Not much larger than the average domestic lounge, with wall-to-wall white acoustic tiles and a control room so small that there was barely room for the engineer, Pathway had a lot in common with the legendary three-track shack out in the woods where Link had cut some of his most famous instrumentals back in the old days.
The idea was to get back to basics and try to capture some of the essential guts of those classic recordings, but generally with new material, avoiding the trap of just re-cutting former hits. In the event Link was confident that all he needed was a drummer, and so the Pathway sessions wound up featuring just two people – Link and Headcoats drummer and multi-instrumentalist Bruce Brand. During the course of a week’s recording, they cut enough material for two albums, “Apache” and “Wild Side Of The City Lights”, both released in 1990. The lack of a full band meant that a fair amount of overdubbing was necessary, building the tracks up piece by piece.
Something which added a certain amount of spontaneity to the proceedings was that, according to Bruce, Link arrived with more a set of song titles than actual songs, so that much of it was made up as the sessions progressed. There was also the question of how things should sound. As Bruce recalls: “I was trying to be as authentic as possible.
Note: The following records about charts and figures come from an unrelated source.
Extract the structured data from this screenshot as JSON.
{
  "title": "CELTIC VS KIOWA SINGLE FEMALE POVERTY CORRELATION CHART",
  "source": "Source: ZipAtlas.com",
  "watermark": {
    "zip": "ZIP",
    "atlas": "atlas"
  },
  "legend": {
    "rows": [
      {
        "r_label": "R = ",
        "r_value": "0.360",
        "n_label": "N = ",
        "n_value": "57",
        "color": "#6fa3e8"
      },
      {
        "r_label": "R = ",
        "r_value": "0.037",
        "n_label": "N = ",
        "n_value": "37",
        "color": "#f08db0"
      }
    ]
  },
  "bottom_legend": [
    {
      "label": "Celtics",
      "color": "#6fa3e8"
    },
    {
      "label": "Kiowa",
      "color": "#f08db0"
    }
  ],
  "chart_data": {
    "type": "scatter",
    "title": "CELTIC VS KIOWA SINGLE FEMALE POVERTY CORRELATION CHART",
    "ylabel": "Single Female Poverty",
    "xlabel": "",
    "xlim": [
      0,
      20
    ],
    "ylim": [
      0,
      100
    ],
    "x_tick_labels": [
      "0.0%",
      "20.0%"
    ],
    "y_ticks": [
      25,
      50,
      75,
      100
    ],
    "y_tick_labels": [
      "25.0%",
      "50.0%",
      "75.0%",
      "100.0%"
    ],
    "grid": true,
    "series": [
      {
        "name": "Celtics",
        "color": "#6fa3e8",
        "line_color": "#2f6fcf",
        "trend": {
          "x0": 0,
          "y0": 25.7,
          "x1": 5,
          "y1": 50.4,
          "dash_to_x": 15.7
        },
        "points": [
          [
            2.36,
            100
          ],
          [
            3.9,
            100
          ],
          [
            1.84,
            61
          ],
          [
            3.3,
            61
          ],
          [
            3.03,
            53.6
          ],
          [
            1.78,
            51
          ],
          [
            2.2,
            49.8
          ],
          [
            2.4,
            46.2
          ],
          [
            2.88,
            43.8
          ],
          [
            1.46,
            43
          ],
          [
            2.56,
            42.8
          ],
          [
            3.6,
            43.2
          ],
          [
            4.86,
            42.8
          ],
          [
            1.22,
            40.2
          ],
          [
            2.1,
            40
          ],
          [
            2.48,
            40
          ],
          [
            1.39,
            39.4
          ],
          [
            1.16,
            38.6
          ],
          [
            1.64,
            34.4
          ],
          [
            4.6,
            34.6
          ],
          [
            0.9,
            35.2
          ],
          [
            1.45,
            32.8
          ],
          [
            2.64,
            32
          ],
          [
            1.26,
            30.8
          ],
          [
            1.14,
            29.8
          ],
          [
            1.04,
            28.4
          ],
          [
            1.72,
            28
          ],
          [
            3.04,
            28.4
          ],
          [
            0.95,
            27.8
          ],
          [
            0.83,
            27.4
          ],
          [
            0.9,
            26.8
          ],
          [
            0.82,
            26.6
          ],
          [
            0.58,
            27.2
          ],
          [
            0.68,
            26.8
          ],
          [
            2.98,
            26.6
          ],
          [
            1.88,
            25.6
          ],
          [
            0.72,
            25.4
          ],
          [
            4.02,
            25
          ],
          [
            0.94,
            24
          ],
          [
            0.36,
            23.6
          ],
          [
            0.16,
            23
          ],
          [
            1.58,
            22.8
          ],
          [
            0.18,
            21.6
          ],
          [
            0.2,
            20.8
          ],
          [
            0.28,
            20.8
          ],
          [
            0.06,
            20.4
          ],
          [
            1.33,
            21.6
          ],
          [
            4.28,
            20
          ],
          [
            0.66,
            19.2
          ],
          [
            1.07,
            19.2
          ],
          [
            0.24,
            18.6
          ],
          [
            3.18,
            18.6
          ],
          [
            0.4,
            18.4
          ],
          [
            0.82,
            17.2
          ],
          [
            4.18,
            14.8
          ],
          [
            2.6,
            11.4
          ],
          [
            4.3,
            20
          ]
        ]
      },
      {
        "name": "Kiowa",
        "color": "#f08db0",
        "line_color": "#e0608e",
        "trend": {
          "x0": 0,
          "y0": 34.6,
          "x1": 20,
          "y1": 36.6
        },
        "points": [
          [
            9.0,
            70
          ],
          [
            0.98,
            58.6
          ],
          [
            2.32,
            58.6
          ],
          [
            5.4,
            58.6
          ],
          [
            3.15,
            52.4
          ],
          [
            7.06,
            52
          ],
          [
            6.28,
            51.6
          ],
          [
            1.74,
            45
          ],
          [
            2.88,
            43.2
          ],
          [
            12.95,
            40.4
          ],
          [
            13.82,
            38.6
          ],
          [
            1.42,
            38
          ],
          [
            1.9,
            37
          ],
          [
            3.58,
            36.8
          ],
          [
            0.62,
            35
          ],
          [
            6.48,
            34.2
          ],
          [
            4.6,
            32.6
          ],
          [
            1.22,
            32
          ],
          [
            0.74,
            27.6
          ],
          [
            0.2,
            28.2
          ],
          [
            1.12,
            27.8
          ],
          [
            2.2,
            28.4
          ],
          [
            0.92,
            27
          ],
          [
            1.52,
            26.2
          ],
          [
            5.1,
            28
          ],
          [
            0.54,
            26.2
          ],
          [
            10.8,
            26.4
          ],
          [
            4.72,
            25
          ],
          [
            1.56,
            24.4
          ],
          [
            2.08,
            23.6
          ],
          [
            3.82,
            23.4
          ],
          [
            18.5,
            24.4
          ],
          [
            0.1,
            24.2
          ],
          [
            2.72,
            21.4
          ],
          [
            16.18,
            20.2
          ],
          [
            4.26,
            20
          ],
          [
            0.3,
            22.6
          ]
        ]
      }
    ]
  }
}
It was stacked against us because a) it wasn’t a full band and b) he actually wanted some of it to sound modern, which is understandable up to a point because it’s now and it’s not 1958, but he did want us to do some disco stuff and I said ‘You’re more likely to alienate the people who do like you rather than get the kids involved’, which was his idea. He wanted to do disco to appeal to the kids but this was 1989 and disco had died when?”
Link may have wanted to capture the spirit of disco, Bruce was looking for authenticity, and squeezed into Pathway’s tiny control room attempting to somehow capture it all on tape, was the engineer, who according to Bruce, was somewhat new to all this, having been a commodities broker in New Zealand. : “I thought, ‘Right, we’re here to do a Link Wray session, in Pathway, with a commodities broker from New Zealand who’s also a jazz-funk drummer…’”
An unlikely combination, perhaps, but they succeeded in capturing some of Link’s best performances since his Swan-label heyday.